The two were fired in 2021 after failing to comply with the mandate. In an October 2021 Instagram post, Williams said that she could not violate her values and morals to accommodate her employer’s demands.
“I have been denied my request for accommodation by ESPN and The Walt Disney Company, and effective next week, I will be separated from the company,” she said. “I’m so morally and ethically not aligned with this. I’ve had to really dig deep and analyze my values and my morals. Ultimately, I need to put them first. The irony in all this are the same values and principles I hold so dear are what made me a really good employee and probably what helped with the success I’ve been able to have in my career.”
Faber, who worked more than 30 years with ESPN, said that the company made “no serious attempt” to negotiate a deal with them.

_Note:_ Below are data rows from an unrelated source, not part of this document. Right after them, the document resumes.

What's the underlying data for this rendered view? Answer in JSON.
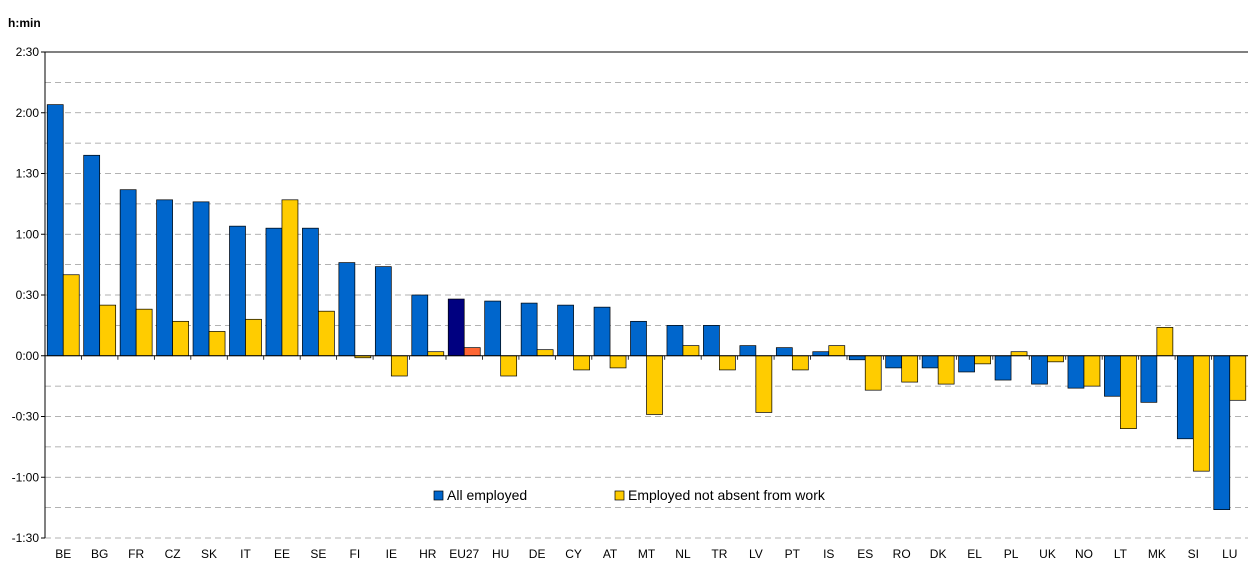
{
  "chart_data": {
    "type": "bar",
    "unit_label": "h:min",
    "categories": [
      "BE",
      "BG",
      "FR",
      "CZ",
      "SK",
      "IT",
      "EE",
      "SE",
      "FI",
      "IE",
      "HR",
      "EU27",
      "HU",
      "DE",
      "CY",
      "AT",
      "MT",
      "NL",
      "TR",
      "LV",
      "PT",
      "IS",
      "ES",
      "RO",
      "DK",
      "EL",
      "PL",
      "UK",
      "NO",
      "LT",
      "MK",
      "SI",
      "LU"
    ],
    "highlight_category": "EU27",
    "series": [
      {
        "name": "All employed",
        "color": "#0066cc",
        "highlight_color": "#000080",
        "values": [
          124,
          99,
          82,
          77,
          76,
          64,
          63,
          63,
          46,
          44,
          30,
          28,
          27,
          26,
          25,
          24,
          17,
          15,
          15,
          5,
          4,
          2,
          -2,
          -6,
          -6,
          -8,
          -12,
          -14,
          -16,
          -20,
          -23,
          -41,
          -76
        ]
      },
      {
        "name": "Employed not absent from work",
        "color": "#ffcc00",
        "highlight_color": "#ff6633",
        "values": [
          40,
          25,
          23,
          17,
          12,
          18,
          77,
          22,
          -1,
          -10,
          2,
          4,
          -10,
          3,
          -7,
          -6,
          -29,
          5,
          -7,
          -28,
          -7,
          5,
          -17,
          -13,
          -14,
          -4,
          2,
          -3,
          -15,
          -36,
          14,
          -57,
          -22
        ]
      }
    ],
    "y_ticks": [
      "2:30",
      "2:00",
      "1:30",
      "1:00",
      "0:30",
      "0:00",
      "-0:30",
      "-1:00",
      "-1:30"
    ],
    "ylim": [
      -90,
      150
    ],
    "grid": true,
    "legend_position": "bottom-center"
  }
}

ESPN anchor Sage Steele also filed a lawsuit in April 2022 against the network, alleging it violated her free speech rights by illegally retaliating against her after she denounced the company’s vaccine mandate as “sick” and questioned former President Barack Obama’s blackness over his being raised by his white family.
“If they make you choose a race, what are you gonna put? Well, both,” Steele said. “Barack Obama chose black and he’s biracial…congratulation to the President, that’s his thing, I think that’s fascinating considering his black dad is nowhere to be found but his white mom and grandma raised him, but okay. You do you. I’m gonna do me.”
Steele’s lawsuit claimed that ESPN (a Disney subsidiary) forced her to apologize and then “retaliated against her by taking away prime assignments and failing to stop her colleagues from bullying and harassing her, as well as taking action based on ‘inaccurate third-party accounts’ of her comments before reviewing their context,” according to Yahoo Sports.